(FOX 9) - As we turn the page on another summer and head into fall, our green will soon begin the transition to brown. In a typical year, that can lead to some brilliant colors. But, I would curb your expectations this year as our drought is likely to have an impact on just how eye-popping those colors will be.
Trees don't typically produce a lot of color in the fall when they are stressed, especially when that stress comes from lack of moisture. Even with some improvement in our soil moisture over the last 10 days or so, for most trees it's just too little too late.
MINNESOTA DROUGHT: Your questions answered
Some trees have already begun the transition to the dormancy of winter hoping to stave off death and bloom next spring when there is more moisture. Because they're trying to get to dormancy as fast as possible, they will go from green to brown quite quickly, instead of gradually going through the spectrum of colors.
Now, the caveat here is that local soil moisture can vary quite a bit so while the overall fall color season may be a bit dull, there are still likely to be small pockets of pretty nice color. The best way to look for where those areas might be is to look at just how damp our vegetation currently is. The map below is called the Vegetation Drought Response Index.
Vegetation Drought Response Index in Minnesota. (FOX 9)
This shows a higher definition look at just how much moisture is trapped in area plants and trees. Ironically, those areas in orange and red will likely not see much of those colors in the landscape through the fall because vegetation is quite stressed. Many parts of northern Minnesota are included in that, ultimately the locations that see some of the most brilliant colors in a typical year.
For almost all other locations statewide, there is at least a little stress as plants are lacking moisture. The only exceptions are in small areas of the southeast and a sliver of the west.

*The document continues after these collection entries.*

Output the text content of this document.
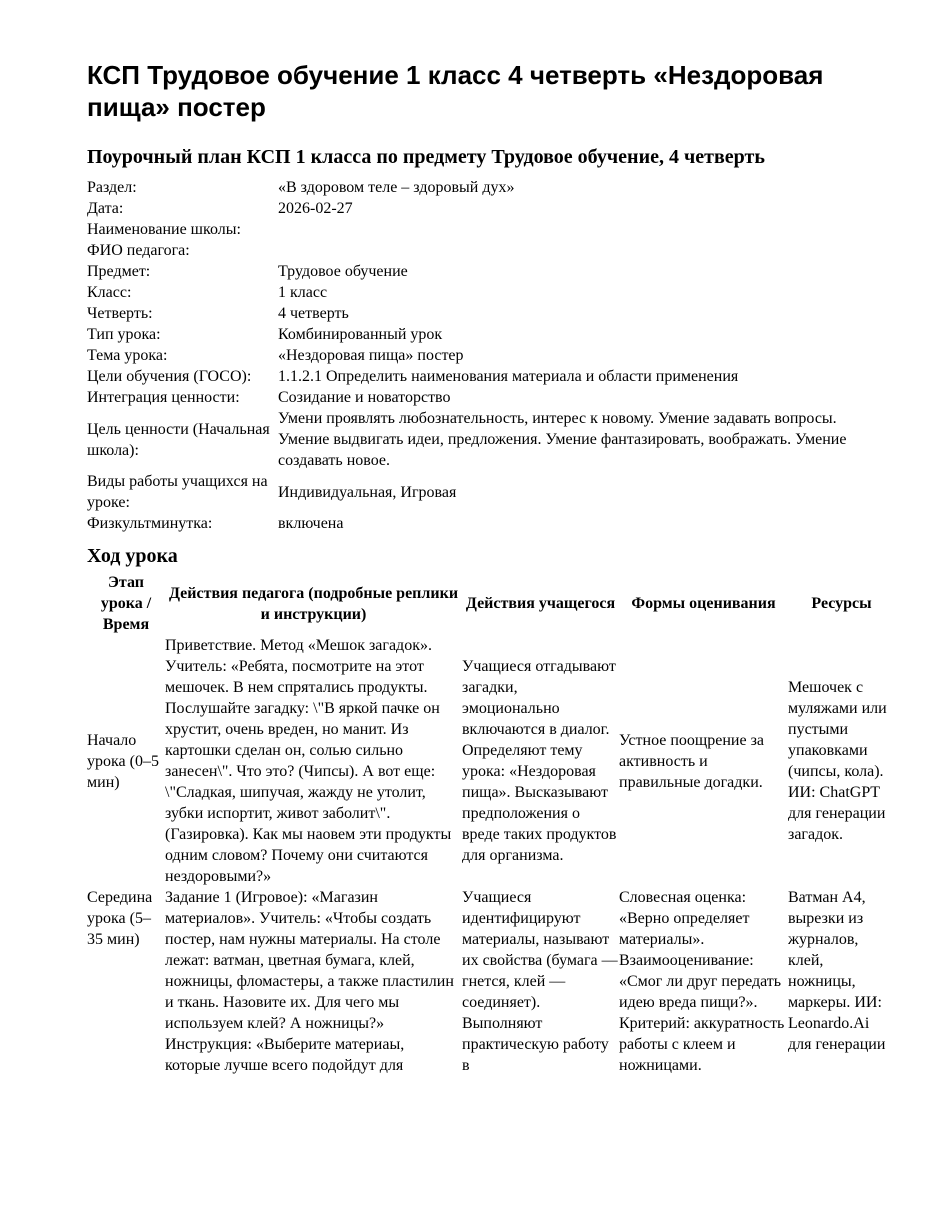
КСП Трудовое обучение 1 класс 4 четверть «Нездоровая пища» постер
Поурочный план КСП 1 класса по предмету Трудовое обучение, 4 четверть
Раздел:	«В здоровом теле – здоровый дух»
Дата:	2026-02-27
Наименование школы:	
ФИО педагога:	
Предмет:	Трудовое обучение
Класс:	1 класс
Четверть:	4 четверть
Тип урока:	Комбинированный урок
Тема урока:	«Нездоровая пища» постер
Цели обучения (ГОСО):	1.1.2.1 Определить наименования материала и области применения
Интеграция ценности:	Созидание и новаторство
Цель ценности (Начальная школа):	Умени проявлять любознательность, интерес к новому. Умение задавать вопросы. Умение выдвигать идеи, предложения. Умение фантазировать, воображать. Умение создавать новое.
Виды работы учащихся на уроке:	Индивидуальная, Игровая
Физкультминутка:	включена
Ход урока
Этап урока / Время	Действия педагога (подробные реплики и инструкции)	Действия учащегося	Формы оценивания	Ресурсы
Начало урока (0–5 мин)	Приветствие. Метод «Мешок загадок». Учитель: «Ребята, посмотрите на этот мешочек. В нем спрятались продукты. Послушайте загадку: \"В яркой пачке он хрустит, очень вреден, но манит. Из картошки сделан он, солью сильно занесен\". Что это? (Чипсы). А вот еще: \"Сладкая, шипучая, жажду не утолит, зубки испортит, живот заболит\". (Газировка). Как мы наовем эти продукты одним словом? Почему они считаются нездоровыми?»	Учащиеся отгадывают загадки, эмоционально включаются в диалог. Определяют тему урока: «Нездоровая пища». Высказывают предположения о вреде таких продуктов для организма.	Устное поощрение за активность и правильные догадки.	Мешочек с муляжами или пустыми упаковками (чипсы, кола). ИИ: ChatGPT для генерации загадок.
Середина урока (5–35 мин)	Задание 1 (Игровое): «Магазин материалов». Учитель: «Чтобы создать постер, нам нужны материалы. На столе лежат: ватман, цветная бумага, клей, ножницы, фломастеры, а также пластилин и ткань. Назовите их. Для чего мы используем клей? А ножницы?» Инструкция: «Выберите материаы, которые лучше всего подойдут для	Учащиеся идентифицируют материалы, называют их свойства (бумага — гнется, клей — соединяет). Выполняют практическую работу в	Словесная оценка: «Верно определяет материалы». Взаимооценивание: «Смог ли друг передать идею вреда пищи?». Критерий: аккуратность работы с клеем и ножницами.	Ватман А4, вырезки из журналов, клей, ножницы, маркеры. ИИ: Leonardo.Ai для генерации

So where do you have the best chance to see some brilliant colors this year? Well, those couple small areas of Minnesota I just mentioned, but you could try heading east.
Vegetation Drought Response Index for Wisconsin. (FOX 9)
That same drought index shows much of Wisconsin fairing far better than Minnesota in soil and plant moisture. Sure, there's a little stress across parts of western and northern Wisconsin, but much of the central half of the state is quite wet. This should give much of Wisconsin the opportunity to see some really nice colors over the next few weeks.